BC somehow managed to lose to yet another local team from a smaller conference yaaaaaaaaaaay let's take a look at what went right (not much) and wrong

Bob DeChiara-USA TODAY Sports

The Good:

Johncarlos Reyes: Reyes was called upon to play big minutes against UMass Lowell with Dennis Clifford sidelined. Reyes stepped up big time in replacement, registering a double-double with 11 points and 14 rebounds. He was aggressive inside and he showed signs of good things to come. Reyes still needs more strength, but that game demonstrated some potential.

Massachusetts Collegiate Basketball: Look, we'd all love BC to run the state, and the region, athletically. There are some upsides to a state that is strong in terms of its basketball. Strength leads to renewed interest statewide. That's good for BC basketball, probably? I guess?

No Manatee On Scoreboard Sunday Afternoon: I hate that infernal manatee. Come at me.

The Bad

Food Poisoning: Talk about bad luck for Jim Christian. We can talk about how bad the loss was for the program, how it was a referendum on Christian's tenure as BC's coach as much as we want. It is a little bit absurd for him to be faced with losing two players to food poisoning (and one to an ankle sprain). The team was already weak. That setback makes things even more difficult.

Shut Down The Perimeter: I highlighted in my Final Thoughts and Predictions the necessity for BC to shut down the perimeter, especially since UMass Lowell has a degree of success this season from beyond the arc. BC struggled with leaving men open around the arc. The second half was more pronounced than the first in terms of issues, but neither half was particularly good, despite the shooting percentage in the first. The Eagles are getting burned on shots from behind the arc, and it needs to get corrected, and soon.

BC Interruption Basketball Prognosticating:

Perhaps I should stop.

The Ugly

Free Throw Shooting: Shooting 52.2% is absolutely brutal.

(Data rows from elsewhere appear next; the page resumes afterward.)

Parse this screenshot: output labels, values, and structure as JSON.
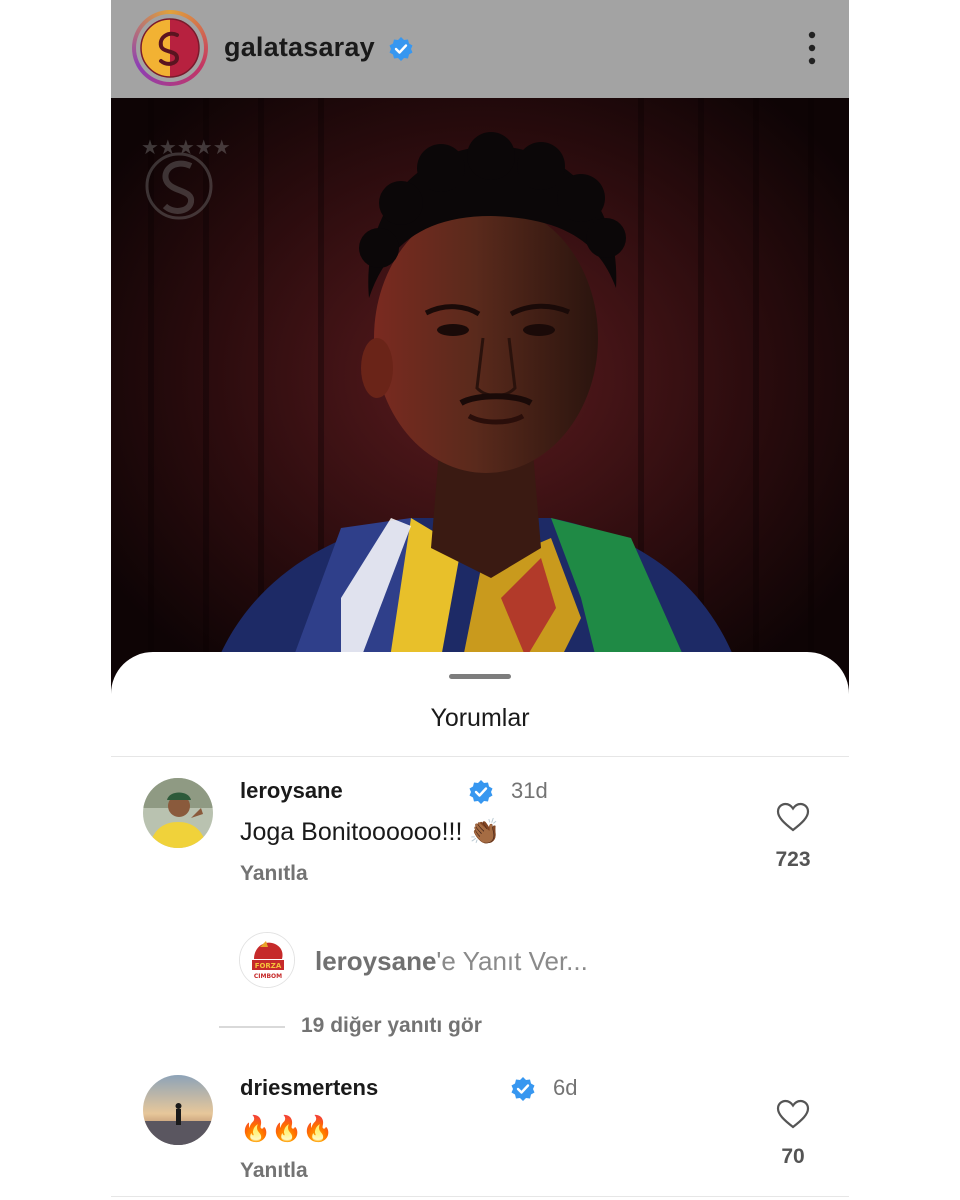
{
  "header": {
    "username": "galatasaray",
    "verified_icon": "verified-badge-icon",
    "more_icon": "more-vertical-icon"
  },
  "post": {
    "image_description_icon": "post-photo"
  },
  "comments_sheet": {
    "title": "Yorumlar",
    "comments": [
      {
        "username": "leroysane",
        "verified": true,
        "time": "31d",
        "text": "Joga Bonitoooooo!!! 👏🏾",
        "reply_label": "Yanıtla",
        "likes": "723"
      },
      {
        "username": "driesmertens",
        "verified": true,
        "time": "6d",
        "text": "🔥🔥🔥",
        "reply_label": "Yanıtla",
        "likes": "70"
      }
    ],
    "reply_input": {
      "target_user": "leroysane",
      "placeholder_suffix": "'e Yanıt Ver..."
    },
    "view_more_replies": "19 diğer yanıtı gör"
  },
  "colors": {
    "verified_blue": "#3797f0",
    "header_bg": "#a3a3a3",
    "muted_text": "#737373"
  }
}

It is inexcusable. It needs to be corrected. It should also be mentioned, incidentally, that Ervins Meznieks missed two crucial free throws right after UML took the lead. That could have changed the dynamic of the waning moments of the game considerably.

Game Planning Down The Stretch: Matt Milon was fouled with around 5 seconds left on the clock with the Eagles down by three. Milon made the first shot. Then some strategy came into play. Should Milon miss the second and have the Eagles go for the rebound, or should Milon make the second shot, try to force a turnover or foul and take their chances with the fouls hots. Considering the Eagles were a bigger team, had won the rebound battle against a team that struggles with rebounding, and the time left on the clock, the Eagles should have gone for the rebound by putting Reyes into the game, missing the second shot and taking their chances with the rebound? The Eagles did not. Instead, Milon made the free throw, and the Eagles didn't force the turnover, and the game was largely decided. Why, with an obvious rebounding advantage, does Jim Christian not instruct Milon to miss the second free throw, put Reyes in to give the lineup size, and try to go for the rebound? It's not like the second point meant anything.

Second half shooting from the field: 26.5% from the field, 13.3% from beyond the arc. Brutal.